Pada tahun 2006, luas sawah yang ditanami padi pada RPH Sumberkimo sebesar 88,00 Ha, sedangkan luas perkebunan rakyat yang ditanami kelapa adalah 230,00 Ha, jambu mete seluas 37,00 Ha dan tembakau 0,00 Ha. Dengan demikian petani pada RPH Sumberkimo hanya memiliki luas rata-rata lahan tanam sawah 0,03 Ha; 0,08 Ha untuk perkebunan rakyat kelapa; 0,013 Ha untuk jambu mete dan 0,00 Ha untuk tembakau.  Lebih terperinci luas rata-rata lahan tanam sawah para petani di desa Sumberkimo adalah 0,05 Ha, desa Banyupoh 0,03 Ha dan desa Pemuteran tidak ada yang memiliki lahan tanam sawah. Sedangkan pada desa Sumberkimo luas rata-rata lahan tanam perkebunan rakyat kelapa adalah 0,15 Ha; 0,01 Ha untuk jambu mete dan 0,00 Ha untuk tembakau. Pada desa Pemuteran luas rata-rata lahan tanam perkebunan rakyat kelapa adalah 0,07 Ha; 0,02 Ha untuk jambu mete dan 0,00 Ha untuk tembakau. Pada desa Banyupoh luas rata-rata lahan tanam perkebunan rakyat kelapa adalah 0,02 Ha; dan 0,00 Ha untuk jambu mete dan tembakau. Berikut tabel luas tanam pertanian dan perkebunan rakyat di RPH Sumberkimo pada tahun 2006.

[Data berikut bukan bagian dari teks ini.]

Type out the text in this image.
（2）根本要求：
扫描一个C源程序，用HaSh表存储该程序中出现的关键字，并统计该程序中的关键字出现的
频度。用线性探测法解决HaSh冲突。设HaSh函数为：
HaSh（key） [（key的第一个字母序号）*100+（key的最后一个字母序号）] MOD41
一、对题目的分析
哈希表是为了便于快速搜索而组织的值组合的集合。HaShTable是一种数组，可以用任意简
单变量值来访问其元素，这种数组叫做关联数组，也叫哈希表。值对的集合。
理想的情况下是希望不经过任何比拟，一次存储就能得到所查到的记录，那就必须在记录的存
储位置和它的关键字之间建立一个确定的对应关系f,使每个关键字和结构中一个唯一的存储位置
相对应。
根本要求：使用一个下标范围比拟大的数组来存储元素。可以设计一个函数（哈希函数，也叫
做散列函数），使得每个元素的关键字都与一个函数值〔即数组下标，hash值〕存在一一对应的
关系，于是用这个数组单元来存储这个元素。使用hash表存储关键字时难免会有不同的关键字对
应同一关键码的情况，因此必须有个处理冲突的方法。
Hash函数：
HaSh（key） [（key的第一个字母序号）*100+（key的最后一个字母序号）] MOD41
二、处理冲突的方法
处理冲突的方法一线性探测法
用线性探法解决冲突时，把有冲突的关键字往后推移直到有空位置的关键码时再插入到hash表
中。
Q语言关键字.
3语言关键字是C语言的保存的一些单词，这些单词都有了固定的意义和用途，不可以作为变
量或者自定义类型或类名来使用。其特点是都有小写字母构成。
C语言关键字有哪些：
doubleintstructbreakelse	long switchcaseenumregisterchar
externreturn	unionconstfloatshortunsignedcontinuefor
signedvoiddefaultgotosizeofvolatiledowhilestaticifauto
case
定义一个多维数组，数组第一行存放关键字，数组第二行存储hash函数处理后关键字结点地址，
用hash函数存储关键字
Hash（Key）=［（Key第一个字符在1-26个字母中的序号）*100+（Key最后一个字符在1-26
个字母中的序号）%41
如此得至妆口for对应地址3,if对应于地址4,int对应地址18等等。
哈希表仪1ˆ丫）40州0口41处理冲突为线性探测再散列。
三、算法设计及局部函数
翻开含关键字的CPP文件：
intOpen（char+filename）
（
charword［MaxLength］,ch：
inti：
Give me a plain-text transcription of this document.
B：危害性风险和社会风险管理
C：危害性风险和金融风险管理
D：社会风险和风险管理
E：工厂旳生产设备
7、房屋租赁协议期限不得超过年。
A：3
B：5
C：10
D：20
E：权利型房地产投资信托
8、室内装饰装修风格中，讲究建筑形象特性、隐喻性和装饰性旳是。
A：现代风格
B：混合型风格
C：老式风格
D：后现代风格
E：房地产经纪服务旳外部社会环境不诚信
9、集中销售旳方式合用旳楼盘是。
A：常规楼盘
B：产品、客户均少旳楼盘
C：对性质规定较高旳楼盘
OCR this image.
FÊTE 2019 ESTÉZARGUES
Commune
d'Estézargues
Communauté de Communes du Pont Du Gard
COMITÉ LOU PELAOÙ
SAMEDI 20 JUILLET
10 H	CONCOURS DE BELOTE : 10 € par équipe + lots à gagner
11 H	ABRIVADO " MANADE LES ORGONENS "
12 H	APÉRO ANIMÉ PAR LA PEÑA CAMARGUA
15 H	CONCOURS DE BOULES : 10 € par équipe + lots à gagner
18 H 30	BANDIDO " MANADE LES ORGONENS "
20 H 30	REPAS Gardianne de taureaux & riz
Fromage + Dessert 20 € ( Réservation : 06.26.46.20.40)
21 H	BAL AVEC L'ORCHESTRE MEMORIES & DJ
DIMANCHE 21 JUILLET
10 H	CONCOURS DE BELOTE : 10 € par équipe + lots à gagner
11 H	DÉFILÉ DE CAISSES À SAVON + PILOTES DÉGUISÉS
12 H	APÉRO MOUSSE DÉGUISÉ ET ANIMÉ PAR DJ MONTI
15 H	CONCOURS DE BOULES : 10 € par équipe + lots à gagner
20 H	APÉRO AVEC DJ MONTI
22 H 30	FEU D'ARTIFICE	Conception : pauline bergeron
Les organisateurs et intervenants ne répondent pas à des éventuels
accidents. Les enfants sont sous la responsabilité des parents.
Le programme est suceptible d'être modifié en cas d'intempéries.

Tabel 11. Luas Tanam Pertanian dan Perkebunan Rakyat RPH Sumberkimo Tahun 2006

Desa Luas Tanam (Ha)
Pertanian Perkebunan Rakyat
Sawah Kelapa Jambu Mete Tembakau
Sumberkimo 48,00 126,00 12,00 0,00
Pemuteran 0,00 82,00 25,00 0,00
Banyupoh 40,00 22,00 0,00 0,00
Total 88,00 230,00 37,00 0,00

Sumber: Data Pokok Kecamatan Gerokgak 2006

Jumlah populasi ternak yang ada di RPH Sumberkimo pada tahun 2006 tergolong besar yaitu 12.360 ekor sapi, 1.688 ekor kambing, 3 ekor kerbau dan 31 ekor kuda. Jumlah yang besar tersebut jelas berkorelasi positif terhadap kebutuhan hijauan makanan ternak (HMT) dan masalah penggembalaan liar. Apalagi iklim tropis yang melingkupi RPH Sumberkimo menyulitkan masyarakat kesulitan mencari HMT pada musim kemarau.

Tabel  12. Populasi Ternak di RPH Sumberkimo Tahun 2006

Desa Sapi 

(ekor)

Kambing 

(ekor)

Kerbau 

(ekor)

Kuda 

(ekor)

Domba 

(ekor)

Sumberkimo 2.438 438 3 0 0
Pemuteran 7.659 922 0 31 0
Banyupoh 2.263 328 0 0 0
Total 12.360 1.688 3 31 0

Sumber:    Data Pokok Kecamatan Gerokgak 2006

3. Pembahasan

Kecamatan Gerokgak bagian timur meliputi RPH Sumberkimo dan RPH Gerokgak dan delapan desa yaitu desa Sumberkimo, Pemuteran, Banyupoh, Penyabangan, Musi, Sanggalangit, Gerokgak dan Patas.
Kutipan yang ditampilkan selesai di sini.